Em Cartografia Sentimental Suely Rolnik (2006) especifica mais detalhadamente o seu entendimento sobre a formação dos processos de subjetivação em relação às realidades políticas, sociais e culturais, processo que ela denomina de micropolíticas do desejo. Para se apropriar de “universos psicossociais”, Rolnik assume a posição de cartógrafa, porque para ela as cartografias, diferentemente do mapa, acompanham as transformações da paisagem que em seu caso são psicossociais.

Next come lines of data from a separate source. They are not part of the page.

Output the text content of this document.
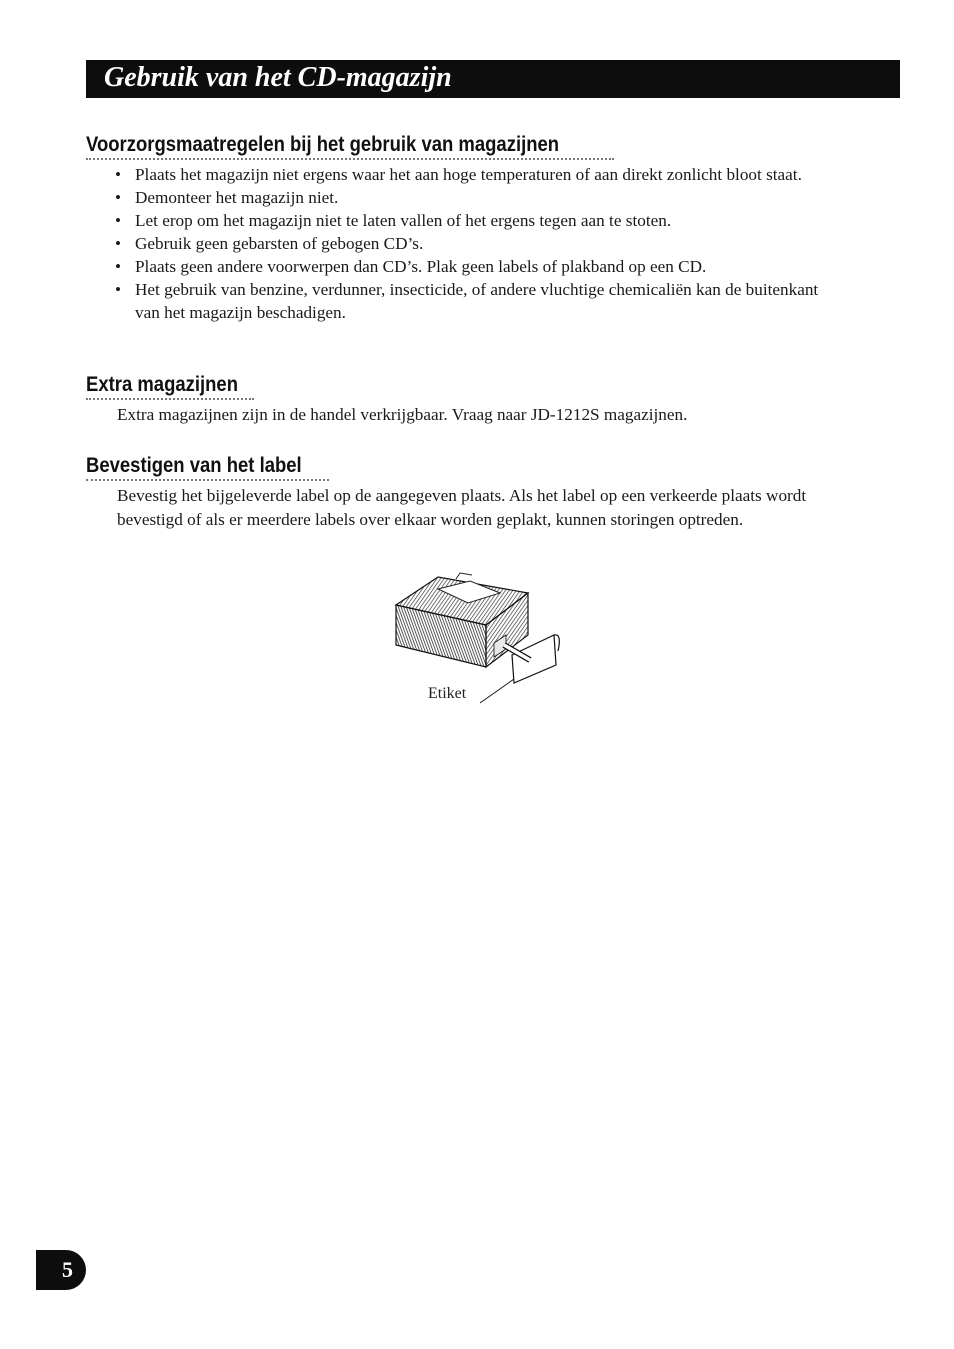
Gebruik van het CD-magazijn
Voorzorgsmaatregelen bij het gebruik van magazijnen
• Plaats het magazijn niet ergens waar het aan hoge temperaturen of aan direkt zonlicht bloot staat.
• Demonteer het magazijn niet.
• Let erop om het magazijn niet te laten vallen of het ergens tegen aan te stoten.
• Gebruik geen gebarsten of gebogen CD’s.
• Plaats geen andere voorwerpen dan CD’s. Plak geen labels of plakband op een CD.
• Het gebruik van benzine, verdunner, insecticide, of andere vluchtige chemicaliën kan de buitenkant van het magazijn beschadigen.
Extra magazijnen

Extra magazijnen zijn in de handel verkrijgbaar. Vraag naar JD-1212S magazijnen.

Bevestigen van het label

Bevestig het bijgeleverde label op de aangegeven plaats. Als het label op een verkeerde plaats wordt bevestigd of als er meerdere labels over elkaar worden geplakt, kunnen storingen optreden.

Etiket
5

Paisagens psicossociais são mundos cognitivos criados e desmantelados a partir de encontros que produzem afetos capazes de compor um território existencial (2006, p. 24-25). Um novo universo psicossocial é produzido por meio do desejo enquanto sinônimo de produção, mudança, técnicas de subjetivação diante dos mais variados contextos cotidianos. Todos nós possuímos o que Rolnik chama de “corpo vibrátil”, ele é responsável por acionar a produção do desejo em três movimentos distintos, sempre que for tocado por um referente cognitivo externo. E sempre que o movimento do desejo acontece, novas subjetividades são criadas.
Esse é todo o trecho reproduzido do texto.